By Randall MellJanuary 20, 2018, 11:20 pm

Toto Gana moved into early position to try to win a return trip to the Masters Saturday by grabbing a share of the first-round lead at the Latin America Amateur Championship.

The defending champ posted a 3-under-par 68 at Prince of Wales Country Club in his native Chile, equaling the rounds of Argentina’s Mark Montenegro and Colombia’s Pablo Torres.

They are one shot ahead of Mexico’s Alvaro Ortiz and Mario Carmona, Argentina’s Horacio Carbonetti and Jaime Lopez Rivarola and the Dominican Republic’s Rhadames Pena.

It’s a bunched leaderboard, with 19 players within three shots of each at the top of the board in the 72-hole event.

“I think I have my game under control,” said Gana, 20, a freshman at Lynn University. “I hit the ball very well, and I also putted very well.
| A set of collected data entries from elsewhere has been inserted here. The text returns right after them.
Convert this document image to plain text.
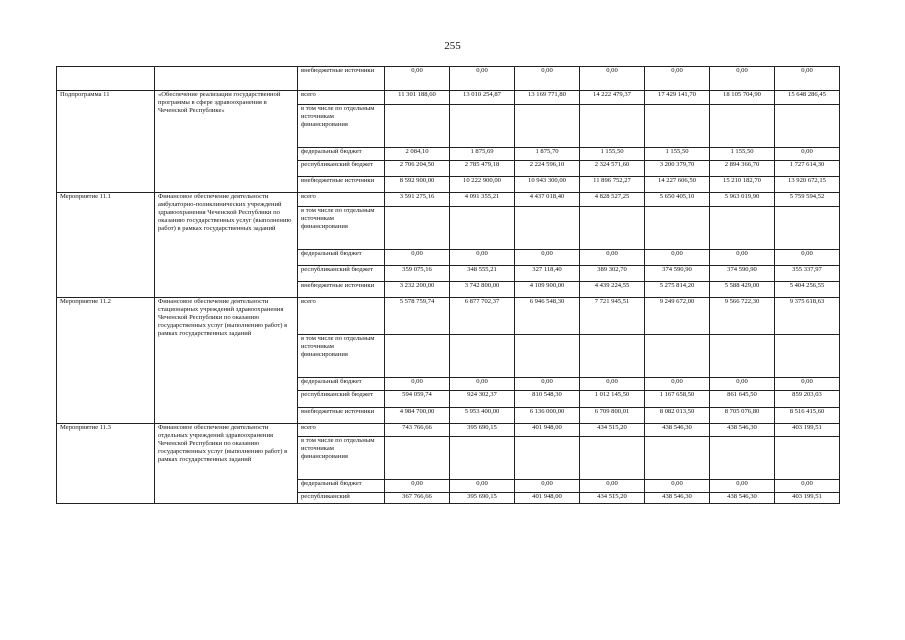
255
		внебюджетные источники	0,00	0,00	0,00	0,00	0,00	0,00	0,00
Подпрограмма 11	«Обеспечение реализации государственной программы в сфере здравоохранения в Чеченской Республике»	всего	11 301 188,60	13 010 254,87	13 169 771,80	14 222 479,37	17 429 141,70	18 105 704,90	15 648 286,45
		в том числе по отдельным источникам финансирования							
		федеральный бюджет	2 084,10	1 875,69	1 875,70	1 155,50	1 155,50	1 155,50	0,00
		республиканский бюджет	2 706 204,50	2 785 479,18	2 224 596,10	2 324 571,60	3 200 379,70	2 894 366,70	1 727 614,30
		внебюджетные источники	8 592 900,00	10 222 900,00	10 943 300,00	11 896 752,27	14 227 606,50	15 210 182,70	13 920 672,15
Мероприятие 11.1	Финансовое обеспечение деятельности амбулаторно-поликлинических учреждений здравоохранения Чеченской Республики по оказанию государственных услуг (выполнению работ) в рамках государственных заданий	всего	3 591 275,16	4 091 355,21	4 437 018,40	4 828 527,25	5 650 405,10	5 963 019,90	5 759 594,52
		в том числе по отдельным источникам финансирования							
		федеральный бюджет	0,00	0,00	0,00	0,00	0,00	0,00	0,00
		республиканский бюджет	359 075,16	348 555,21	327 118,40	389 302,70	374 590,90	374 590,90	355 337,97
		внебюджетные источники	3 232 200,00	3 742 800,00	4 109 900,00	4 439 224,55	5 275 814,20	5 588 429,00	5 404 256,55
Мероприятие 11.2	Финансовое обеспечение деятельности стационарных учреждений здравоохранения Чеченской Республики по оказанию государственных услуг (выполнению работ) в рамках государственных заданий	всего	5 578 759,74	6 877 702,37	6 946 548,30	7 721 945,51	9 249 672,00	9 566 722,30	9 375 618,63
		в том числе по отдельным источникам финансирования							
		федеральный бюджет	0,00	0,00	0,00	0,00	0,00	0,00	0,00
		республиканский бюджет	594 059,74	924 302,37	810 548,30	1 012 145,50	1 167 658,50	861 645,50	859 203,03
		внебюджетные источники	4 984 700,00	5 953 400,00	6 136 000,00	6 709 800,01	8 082 013,50	8 705 076,80	8 516 415,60
Мероприятие 11.3	Финансовое обеспечение деятельности отдельных учреждений здравоохранения Чеченской Республики по оказанию государственных услуг (выполнению работ) в рамках государственных заданий	всего	743 766,66	395 690,15	401 948,00	434 515,20	438 546,30	438 546,30	403 199,51
		в том числе по отдельным источникам финансирования							
		федеральный бюджет	0,00	0,00	0,00	0,00	0,00	0,00	0,00
		республиканский	367 766,66	395 690,15	401 948,00	434 515,20	438 546,30	438 546,30	403 199,51
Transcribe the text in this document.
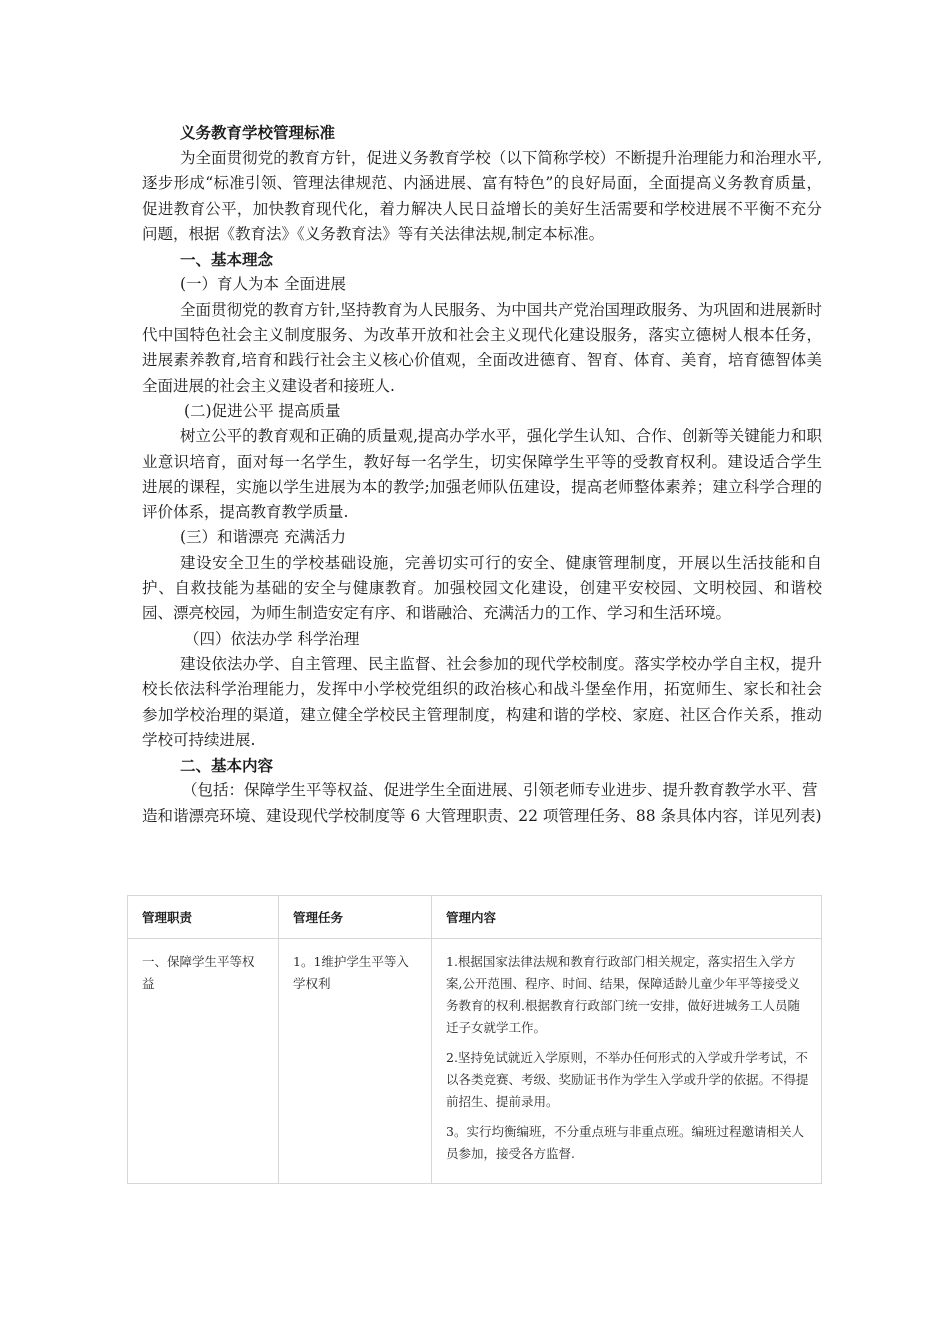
义务教育学校管理标准

为全面贯彻党的教育方针，促进义务教育学校（以下简称学校）不断提升治理能力和治理水平,逐步形成“标准引领、管理法律规范、内涵进展、富有特色”的良好局面，全面提高义务教育质量，促进教育公平，加快教育现代化，着力解决人民日益增长的美好生活需要和学校进展不平衡不充分问题，根据《教育法》《义务教育法》等有关法律法规,制定本标准。

一、基本理念

(一）育人为本 全面进展

全面贯彻党的教育方针,坚持教育为人民服务、为中国共产党治国理政服务、为巩固和进展新时代中国特色社会主义制度服务、为改革开放和社会主义现代化建设服务，落实立德树人根本任务，进展素养教育,培育和践行社会主义核心价值观，全面改进德育、智育、体育、美育，培育德智体美全面进展的社会主义建设者和接班人.

(二)促进公平 提高质量

树立公平的教育观和正确的质量观,提高办学水平，强化学生认知、合作、创新等关键能力和职业意识培育，面对每一名学生，教好每一名学生，切实保障学生平等的受教育权利。建设适合学生进展的课程，实施以学生进展为本的教学;加强老师队伍建设，提高老师整体素养；建立科学合理的评价体系，提高教育教学质量.

(三）和谐漂亮 充满活力

建设安全卫生的学校基础设施，完善切实可行的安全、健康管理制度，开展以生活技能和自护、自救技能为基础的安全与健康教育。加强校园文化建设，创建平安校园、文明校园、和谐校园、漂亮校园，为师生制造安定有序、和谐融洽、充满活力的工作、学习和生活环境。

（四）依法办学 科学治理

建设依法办学、自主管理、民主监督、社会参加的现代学校制度。落实学校办学自主权，提升校长依法科学治理能力，发挥中小学校党组织的政治核心和战斗堡垒作用，拓宽师生、家长和社会参加学校治理的渠道，建立健全学校民主管理制度，构建和谐的学校、家庭、社区合作关系，推动学校可持续进展.

二、基本内容

（包括：保障学生平等权益、促进学生全面进展、引领老师专业进步、提升教育教学水平、营造和谐漂亮环境、建设现代学校制度等 6 大管理职责、22 项管理任务、88 条具体内容，详见列表)

管理职责	管理任务	管理内容
一、保障学生平等权益	1。1维护学生平等入学权利	1.根据国家法律法规和教育行政部门相关规定，落实招生入学方案,公开范围、程序、时间、结果，保障适龄儿童少年平等接受义务教育的权利.根据教育行政部门统一安排，做好进城务工人员随迁子女就学工作。

2.坚持免试就近入学原则，不举办任何形式的入学或升学考试，不以各类竞赛、考级、奖励证书作为学生入学或升学的依据。不得提前招生、提前录用。

3。实行均衡编班，不分重点班与非重点班。编班过程邀请相关人员参加，接受各方监督.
So, I am confident about tomorrow.”

The LAAC’s champion will get more than a Masters invitation. He also will be exempt into the The Amateur, the U.S. Amateur and any other USGA event he is eligible to play this year. The champion and players who finish runner-up are also exempt into the final stages of qualifying for The Open and the U.S. Open.

The LAAC was founded by the Masters, the R&A and the USGA, with the purpose of further developing amateur golf in South America, Central America, Mexico and the Caribbean.